Джастин Хостро восседал за своим отполированным стальным столом, погрузившись в пачку бумаг. Услышав скрежет вскрытой двери, он поднял голову. В ответ на явление Точильщика он встал.
— Что означает это вторжение? — вопросил он. — Я дал строгий приказ, чтобы меня не тревожили. Я знаю, вы простите меня, если я скажу, что у меня срочное дело…
— У меня тоже срочное дело, — сказал Точильщик. — И его надо решить с вами в этот момент и на этом месте.
Он направился к единственному предмету мебели, пригодному для члена Стаи, взмахом руки приказав Наблюдателю остаться у двери.
Джастин Хостро секунду помедлил, а потом также уселся и сложил руки на столе, убедительно изображая спокойствие.
— Итак, сударь, поскольку вы здесь и уже обеспокоили меня, давайте уладим ваше срочное дело.
— Я пришел, чтобы поговорить с вами, — объявил Точильщик, — относительно должной цены крови, которую наш Клан должен выплатить за тот ущерб, который мы причинили Герберту Алану Костелло.
— Костелло? — Хостро нахмурился. — Это не важно, сударь, мы сами оплатим его расходы. Однако мне жаль, если он вас оскорбил.
— Вина лежит на нас, — сказал Точильщик, — и платить следует нам. Наш Клан блюдет свою честь. Мы платим то, что должны.
— Мой Клан тоже блюдет свою честь, — отрезал Хостро, стараясь справиться с раздражением, — и мы заботимся о своих.

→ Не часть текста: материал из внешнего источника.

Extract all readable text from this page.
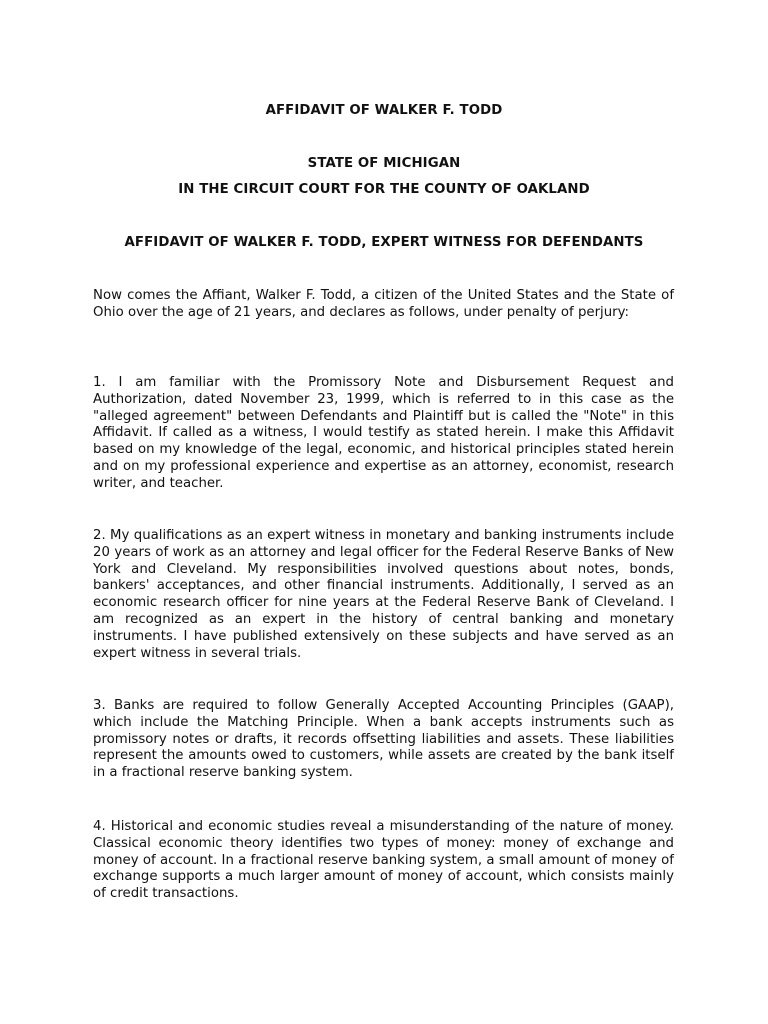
AFFIDAVIT OF WALKER F. TODD
STATE OF MICHIGAN
IN THE CIRCUIT COURT FOR THE COUNTY OF OAKLAND
AFFIDAVIT OF WALKER F. TODD, EXPERT WITNESS FOR DEFENDANTS

Now comes the Affiant, Walker F. Todd, a citizen of the United States and the State of Ohio over the age of 21 years, and declares as follows, under penalty of perjury:

1. I am familiar with the Promissory Note and Disbursement Request and Authorization, dated November 23, 1999, which is referred to in this case as the "alleged agreement" between Defendants and Plaintiff but is called the "Note" in this Affidavit. If called as a witness, I would testify as stated herein. I make this Affidavit based on my knowledge of the legal, economic, and historical principles stated herein and on my professional experience and expertise as an attorney, economist, research writer, and teacher.

2. My qualifications as an expert witness in monetary and banking instruments include 20 years of work as an attorney and legal officer for the Federal Reserve Banks of New York and Cleveland. My responsibilities involved questions about notes, bonds, bankers' acceptances, and other financial instruments. Additionally, I served as an economic research officer for nine years at the Federal Reserve Bank of Cleveland. I am recognized as an expert in the history of central banking and monetary instruments. I have published extensively on these subjects and have served as an expert witness in several trials.

3. Banks are required to follow Generally Accepted Accounting Principles (GAAP), which include the Matching Principle. When a bank accepts instruments such as promissory notes or drafts, it records offsetting liabilities and assets. These liabilities represent the amounts owed to customers, while assets are created by the bank itself in a fractional reserve banking system.

4. Historical and economic studies reveal a misunderstanding of the nature of money. Classical economic theory identifies two types of money: money of exchange and money of account. In a fractional reserve banking system, a small amount of money of exchange supports a much larger amount of money of account, which consists mainly of credit transactions.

Пожалуйста, больше не думайте об этом, сударь. Хунтавас позаботится о Герберте Алане Костелло.
— Да. Это очень сильный Клан — он охватывает множество планет и звездных систем. Мы насчитываем сотни тысяч членов и заботимся о каждом из них, от самых малозначительных до самых высокопоставленных.
— А! — откликнулся Точильщик и наклонил голову. — Это греет мне душу, Джастин Хостро. Правда, я прежде не слышал о вашем многочисленном Клане и прошу прощения за свою неосведомленность. К счастью, вы меня просветили, и теперь мы можем вести дела как подобает. Правильно ли это в ваших глазах?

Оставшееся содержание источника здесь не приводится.